This question was given in an exam in applied mathematics, on the subject of Fourier series:
Observe the following ODE:
$u\left ( x \right) ^{\prime \prime}+Q \left ( x \right) u\left ( x \right) =f\left ( x \right) $
$u\left ( 0 \right)=u\left ( \pi \right)=0$
Where $Q,f$ are continuous functions which are not periodic. We know that $u \in C^2$ and is not necessarily periodic.
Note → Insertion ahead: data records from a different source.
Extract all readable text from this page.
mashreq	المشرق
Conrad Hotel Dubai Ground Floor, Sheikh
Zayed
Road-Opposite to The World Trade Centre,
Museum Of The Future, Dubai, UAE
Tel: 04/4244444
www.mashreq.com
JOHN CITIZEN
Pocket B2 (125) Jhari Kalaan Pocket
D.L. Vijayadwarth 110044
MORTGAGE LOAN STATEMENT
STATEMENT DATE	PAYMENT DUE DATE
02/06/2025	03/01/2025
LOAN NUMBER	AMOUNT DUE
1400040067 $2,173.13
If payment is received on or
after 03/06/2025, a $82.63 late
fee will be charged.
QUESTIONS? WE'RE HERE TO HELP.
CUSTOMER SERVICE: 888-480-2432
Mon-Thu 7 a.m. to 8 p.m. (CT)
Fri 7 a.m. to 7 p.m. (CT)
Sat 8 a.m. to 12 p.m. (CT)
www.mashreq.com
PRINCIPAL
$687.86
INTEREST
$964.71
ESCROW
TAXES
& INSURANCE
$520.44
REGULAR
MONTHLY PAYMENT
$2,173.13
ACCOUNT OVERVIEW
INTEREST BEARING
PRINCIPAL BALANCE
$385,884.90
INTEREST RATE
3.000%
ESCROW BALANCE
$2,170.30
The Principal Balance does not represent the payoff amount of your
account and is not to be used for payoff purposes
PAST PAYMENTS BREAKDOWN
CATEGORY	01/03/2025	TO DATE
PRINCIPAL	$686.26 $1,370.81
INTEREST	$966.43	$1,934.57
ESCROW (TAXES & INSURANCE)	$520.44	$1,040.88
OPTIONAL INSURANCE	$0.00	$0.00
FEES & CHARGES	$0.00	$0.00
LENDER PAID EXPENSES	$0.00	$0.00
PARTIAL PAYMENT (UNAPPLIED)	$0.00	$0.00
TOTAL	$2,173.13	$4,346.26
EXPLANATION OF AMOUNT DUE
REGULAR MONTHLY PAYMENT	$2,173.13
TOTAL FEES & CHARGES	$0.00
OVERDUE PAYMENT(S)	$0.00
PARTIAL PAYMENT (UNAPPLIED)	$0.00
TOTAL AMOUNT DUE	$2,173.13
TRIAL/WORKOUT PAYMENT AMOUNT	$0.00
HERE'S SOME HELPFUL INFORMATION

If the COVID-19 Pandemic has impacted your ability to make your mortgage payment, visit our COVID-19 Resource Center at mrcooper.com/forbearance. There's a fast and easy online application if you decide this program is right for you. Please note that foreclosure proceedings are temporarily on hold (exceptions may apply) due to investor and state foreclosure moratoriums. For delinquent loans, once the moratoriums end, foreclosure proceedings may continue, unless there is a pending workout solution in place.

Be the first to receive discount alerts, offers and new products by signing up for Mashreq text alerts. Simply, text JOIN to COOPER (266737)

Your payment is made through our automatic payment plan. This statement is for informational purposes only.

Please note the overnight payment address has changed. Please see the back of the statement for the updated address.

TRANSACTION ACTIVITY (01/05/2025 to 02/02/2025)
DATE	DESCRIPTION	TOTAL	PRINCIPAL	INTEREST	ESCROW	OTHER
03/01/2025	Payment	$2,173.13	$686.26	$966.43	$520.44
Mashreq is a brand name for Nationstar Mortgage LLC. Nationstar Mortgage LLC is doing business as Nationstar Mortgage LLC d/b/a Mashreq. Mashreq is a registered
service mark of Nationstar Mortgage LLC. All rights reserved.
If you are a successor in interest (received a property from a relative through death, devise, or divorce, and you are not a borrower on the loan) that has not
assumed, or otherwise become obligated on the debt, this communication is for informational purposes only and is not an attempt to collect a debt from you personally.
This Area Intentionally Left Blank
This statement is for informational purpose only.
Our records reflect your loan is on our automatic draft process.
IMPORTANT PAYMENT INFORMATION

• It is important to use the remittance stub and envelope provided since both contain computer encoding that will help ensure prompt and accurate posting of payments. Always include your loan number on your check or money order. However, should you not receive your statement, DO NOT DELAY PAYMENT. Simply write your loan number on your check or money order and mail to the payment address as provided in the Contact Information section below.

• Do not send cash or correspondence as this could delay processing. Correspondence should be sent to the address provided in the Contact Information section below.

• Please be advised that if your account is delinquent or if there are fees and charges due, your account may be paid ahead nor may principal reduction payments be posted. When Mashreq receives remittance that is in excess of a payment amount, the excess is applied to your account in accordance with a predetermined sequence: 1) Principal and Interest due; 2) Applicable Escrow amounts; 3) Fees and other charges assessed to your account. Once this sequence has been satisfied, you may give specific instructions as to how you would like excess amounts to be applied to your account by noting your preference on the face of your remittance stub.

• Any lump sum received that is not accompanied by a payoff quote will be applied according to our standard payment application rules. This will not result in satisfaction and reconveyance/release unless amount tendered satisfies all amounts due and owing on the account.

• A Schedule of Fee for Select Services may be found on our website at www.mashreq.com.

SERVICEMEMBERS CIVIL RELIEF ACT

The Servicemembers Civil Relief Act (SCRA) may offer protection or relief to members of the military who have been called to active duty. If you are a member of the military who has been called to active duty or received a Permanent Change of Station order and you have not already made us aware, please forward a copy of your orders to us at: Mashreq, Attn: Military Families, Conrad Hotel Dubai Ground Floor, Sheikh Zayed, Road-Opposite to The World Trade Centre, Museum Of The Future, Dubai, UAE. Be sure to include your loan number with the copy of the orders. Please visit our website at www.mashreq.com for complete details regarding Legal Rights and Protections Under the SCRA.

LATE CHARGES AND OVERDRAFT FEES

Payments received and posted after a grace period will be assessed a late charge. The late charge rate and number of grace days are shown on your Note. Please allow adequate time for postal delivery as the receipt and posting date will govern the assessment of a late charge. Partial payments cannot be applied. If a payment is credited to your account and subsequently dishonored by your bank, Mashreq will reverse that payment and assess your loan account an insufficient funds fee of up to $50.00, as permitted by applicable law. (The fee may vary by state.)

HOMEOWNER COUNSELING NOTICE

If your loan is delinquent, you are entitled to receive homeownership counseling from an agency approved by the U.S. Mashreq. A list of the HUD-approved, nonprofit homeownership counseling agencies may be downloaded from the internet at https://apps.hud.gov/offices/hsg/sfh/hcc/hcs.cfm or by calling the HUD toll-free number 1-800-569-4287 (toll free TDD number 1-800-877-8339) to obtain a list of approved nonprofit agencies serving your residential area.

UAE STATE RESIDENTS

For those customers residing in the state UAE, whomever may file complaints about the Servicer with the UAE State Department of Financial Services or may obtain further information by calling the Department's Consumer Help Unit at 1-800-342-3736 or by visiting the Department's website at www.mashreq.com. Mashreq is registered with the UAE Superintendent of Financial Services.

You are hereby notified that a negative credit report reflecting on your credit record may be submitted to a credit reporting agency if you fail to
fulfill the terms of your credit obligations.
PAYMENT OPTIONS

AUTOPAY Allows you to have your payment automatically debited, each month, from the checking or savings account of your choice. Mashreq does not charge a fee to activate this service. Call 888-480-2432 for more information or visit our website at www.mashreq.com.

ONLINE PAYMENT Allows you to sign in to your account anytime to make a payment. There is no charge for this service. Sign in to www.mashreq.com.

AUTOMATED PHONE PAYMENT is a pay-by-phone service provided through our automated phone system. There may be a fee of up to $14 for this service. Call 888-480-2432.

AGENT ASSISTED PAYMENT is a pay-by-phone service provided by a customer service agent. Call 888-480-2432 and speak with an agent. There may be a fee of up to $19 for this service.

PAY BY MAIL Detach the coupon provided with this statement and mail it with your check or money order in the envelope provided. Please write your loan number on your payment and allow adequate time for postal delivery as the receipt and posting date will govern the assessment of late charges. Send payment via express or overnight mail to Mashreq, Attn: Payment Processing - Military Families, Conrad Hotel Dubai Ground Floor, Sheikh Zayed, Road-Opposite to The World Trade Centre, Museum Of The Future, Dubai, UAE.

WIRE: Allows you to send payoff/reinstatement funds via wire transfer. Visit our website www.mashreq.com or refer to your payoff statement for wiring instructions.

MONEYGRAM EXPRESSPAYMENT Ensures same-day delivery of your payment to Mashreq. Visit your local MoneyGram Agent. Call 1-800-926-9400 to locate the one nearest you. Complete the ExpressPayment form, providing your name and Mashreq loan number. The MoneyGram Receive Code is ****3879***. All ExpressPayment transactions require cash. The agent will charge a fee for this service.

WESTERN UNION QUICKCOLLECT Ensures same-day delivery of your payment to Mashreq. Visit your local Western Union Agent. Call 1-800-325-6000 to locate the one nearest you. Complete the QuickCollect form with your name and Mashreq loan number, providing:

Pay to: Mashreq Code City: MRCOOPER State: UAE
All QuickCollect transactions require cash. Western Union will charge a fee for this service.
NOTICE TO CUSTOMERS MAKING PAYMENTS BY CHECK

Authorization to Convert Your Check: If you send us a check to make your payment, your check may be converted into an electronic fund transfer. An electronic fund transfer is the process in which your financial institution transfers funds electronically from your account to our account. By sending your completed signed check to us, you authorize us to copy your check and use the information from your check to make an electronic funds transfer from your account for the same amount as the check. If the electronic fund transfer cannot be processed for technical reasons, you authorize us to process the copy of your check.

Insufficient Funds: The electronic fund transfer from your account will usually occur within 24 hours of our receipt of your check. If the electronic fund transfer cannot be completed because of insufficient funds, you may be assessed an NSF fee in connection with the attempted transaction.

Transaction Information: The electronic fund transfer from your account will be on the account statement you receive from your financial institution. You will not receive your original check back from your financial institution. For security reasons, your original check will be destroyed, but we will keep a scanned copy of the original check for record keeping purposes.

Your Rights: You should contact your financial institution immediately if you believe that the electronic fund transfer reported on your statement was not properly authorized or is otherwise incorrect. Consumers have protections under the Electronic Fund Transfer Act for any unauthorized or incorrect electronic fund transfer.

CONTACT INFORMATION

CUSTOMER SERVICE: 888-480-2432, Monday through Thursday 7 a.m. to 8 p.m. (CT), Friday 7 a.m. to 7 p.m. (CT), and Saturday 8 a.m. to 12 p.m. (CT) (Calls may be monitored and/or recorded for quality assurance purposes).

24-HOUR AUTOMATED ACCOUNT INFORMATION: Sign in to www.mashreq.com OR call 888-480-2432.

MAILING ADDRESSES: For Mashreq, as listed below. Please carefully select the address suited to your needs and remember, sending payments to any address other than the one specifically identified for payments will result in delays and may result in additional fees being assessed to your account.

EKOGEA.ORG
- Let $\frac{a_0}{2} + \sum_{n=1}^{\infty} {a_n \cos{nx}} + \sum_{n=1}^{\infty} {b_n \sin{nx}}$ be $u$'s Fourier series. Show that $a_n=0$ for every $n \geq 0$. That is, $u\left ( x \right) = \sum_{n=1}^{\infty} {b_n \sin{nx}}$.
- Show that $\left | b_n \right | < \frac{c}{n^2}$
What I tried: not a lot. What we are requested to prove in 1 is equivalent to showing that $u$ is an odd function but I cannot see how to we can obtain that from the ODE. It would seem I am missing the right tools to deal with this section and would appreciate it if you could set me on the right path.
$\textbf{Hint:}$ $u$ is not necessary odd, but you can define $2\pi$-periodic odd function $u_1(x)=u(x)$ for $0\leq x \leq \pi$, $u_1=-u(x)$ for $-\pi \leq x \leq 0$. Then you can prove that for $u_1$ you have $a_n=0$, but $u(x)=u_1(x)$ for $0<x<\pi$.